Van Ness Avenue Bus Rapid Transit | Planning and Environmental Studies

The Transportation Authority led the Van Ness Avenue Bus Rapid Transit Project, in partnership with the SFMTA and the Federal Transit Administration (FTA) through the completion of environmental review, marked by the issuance of a Record of Decision (ROD) by FTA on December 20, 2013. Issuance of the ROD signified completion of numerous efforts and approvals, including a feasibility study, a combined Environmental Impact Report/Environmental Impact Statement (EIS/EIR), and significant outreach.


The Addendum to the Final Environmental Impact Report, approved on March 4, 2016, reflects changes made to the project during final design. 

Federal Transit ADministration Record of Decision

On December 20, 2013 the Federal Transit Administration issued a Record of Decision (ROD) for the Van Ness Avenue Bus Rapid Transit (BRT) Project, determining that the requirements of the National Environmental Policy Act (NEPA) have been met through the Final Environmental Impact Statement (EIS) document and process. Issuance of the ROD allows the use of federal funding for final design and construction of the project.


The Final EIS/EIR responds to comments received on the Draft EIS/EIR and identifies the locally preferred alternative (LPA). The LPA was selected for inclusion in the Final EIS/EIR by the Transportation Authority and San Francisco Municipal Transportation Agency (SFMTA) boards in May and June of 2012. A center-running alternative with limited left turns (see LPA section below), which is a refinement of the two center running alternatives considered in the Draft EIS/EIR, was chosen based on technical analyses in the Draft EIS/EIR, as well as agency, stakeholder and public input.


Volume I

Volume II



After incorporating significant analysis and public feedback on the Draft EIS/EIR, the Transportation Authority and SFMTA Boards approved a Locally Preferred Alternative (LPA) for the Van Ness corridor in May and June of 2012. The LPA represents a hybrid approach to implementation that borrows from some of the most compelling features of the various design alternatives that were analyzed in the Draft EIS/EIR. Under the LPA, BRT lanes would flank the center median except at stations where the BRT vehicles would transition to the center of the roadway and be protected by right side boarding platforms. The LPA retains the high performance features of Build Alternatives 3 and 4 (e.g, faster, more reliable performance) while avoiding the need to acquire left-right door vehicles or rebuild the entire median. The LPA also eliminates all left turns from Van Ness Avenue between Mission and Lombard streets with the exception of a southbound (two lane) left turn at Broadway in order to gain the most transit time benefits. The LPA will bring meaningful travel time savings to this heavily travelled corridor as well as improve the overall travel experience.

PUBLIC OUTREACH and Citizens Advisory Committee

In anticipation of the LPA’s consideration before the SFMTA and Transportation Authority Boards, staff conducted significant outreach to various community groups as well as agency and other public stakeholders to educate the public on the LPA get feedback on its design and development.
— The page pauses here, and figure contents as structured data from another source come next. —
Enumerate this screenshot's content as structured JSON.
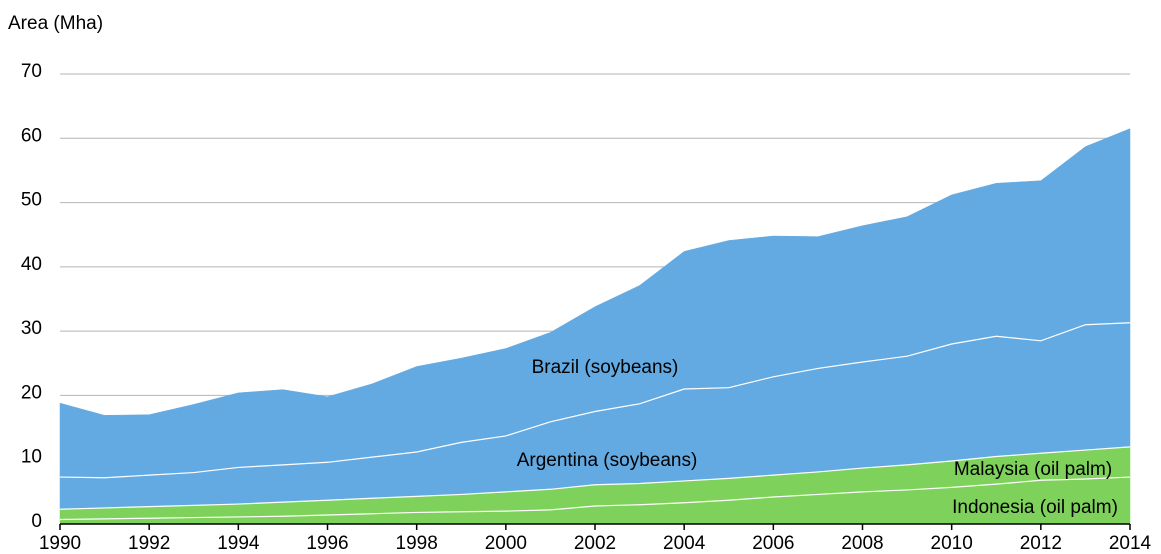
{
  "chart_data": {
    "type": "stacked-area",
    "y_label": "Area (Mha)",
    "x": [
      1990,
      1991,
      1992,
      1993,
      1994,
      1995,
      1996,
      1997,
      1998,
      1999,
      2000,
      2001,
      2002,
      2003,
      2004,
      2005,
      2006,
      2007,
      2008,
      2009,
      2010,
      2011,
      2012,
      2013,
      2014
    ],
    "series": [
      {
        "name": "Indonesia (oil palm)",
        "color": "#7ed15a",
        "values": [
          0.7,
          0.8,
          0.9,
          1.0,
          1.1,
          1.2,
          1.4,
          1.6,
          1.8,
          1.9,
          2.0,
          2.2,
          2.8,
          3.0,
          3.3,
          3.7,
          4.2,
          4.6,
          5.0,
          5.3,
          5.7,
          6.2,
          6.8,
          7.0,
          7.3
        ]
      },
      {
        "name": "Malaysia (oil palm)",
        "color": "#7ed15a",
        "values": [
          1.6,
          1.7,
          1.8,
          1.9,
          2.0,
          2.2,
          2.3,
          2.4,
          2.5,
          2.7,
          3.0,
          3.2,
          3.3,
          3.3,
          3.4,
          3.4,
          3.4,
          3.5,
          3.7,
          3.9,
          4.1,
          4.3,
          4.2,
          4.5,
          4.7
        ]
      },
      {
        "name": "Argentina (soybeans)",
        "color": "#64aae2",
        "values": [
          5.0,
          4.7,
          4.9,
          5.1,
          5.7,
          5.8,
          5.9,
          6.4,
          6.9,
          8.1,
          8.7,
          10.5,
          11.4,
          12.4,
          14.3,
          14.1,
          15.3,
          16.1,
          16.5,
          16.9,
          18.2,
          18.7,
          17.5,
          19.5,
          19.3
        ]
      },
      {
        "name": "Brazil (soybeans)",
        "color": "#64aae2",
        "values": [
          11.5,
          9.7,
          9.4,
          10.6,
          11.6,
          11.7,
          10.2,
          11.4,
          13.3,
          13.1,
          13.6,
          13.9,
          16.3,
          18.4,
          21.4,
          22.9,
          21.9,
          20.5,
          21.2,
          21.7,
          23.2,
          23.8,
          24.9,
          27.7,
          30.2
        ]
      }
    ],
    "xlim": [
      1990,
      2014
    ],
    "xticks": [
      1990,
      1992,
      1994,
      1996,
      1998,
      2000,
      2002,
      2004,
      2006,
      2008,
      2010,
      2012,
      2014
    ],
    "ylim": [
      0,
      70
    ],
    "yticks": [
      0,
      10,
      20,
      30,
      40,
      50,
      60,
      70
    ],
    "grid": true
  }
}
This is in addition to outreach conducted as part of the public circulation of the Draft EIS/EIR. Using that feedback, the Transportation Authority refined the LPA and analyzed any potential environmental effects, documenting those in the Final EIS/EIR.

Throughout the Environmental Clearance process, the Transportation Authority convened a Citizens Advisory Committee (VN CAC) to advise on the project. See the records of the CAC meetings. Now with the transition into the design phase, SFMTA has convened a new CAC to guide decisions related to the design, construction, and implementation of the BRT. See the SFMTA project website for more information.


See information about, and download, the November 2011 Draft EIS/EIR.


The Van Ness BRT Feasibility Study, adopted by the Transportation Authority and MTA Boards in December 2006, found that BRT on Van Ness would have significant transit benefits and relatively little negative impact.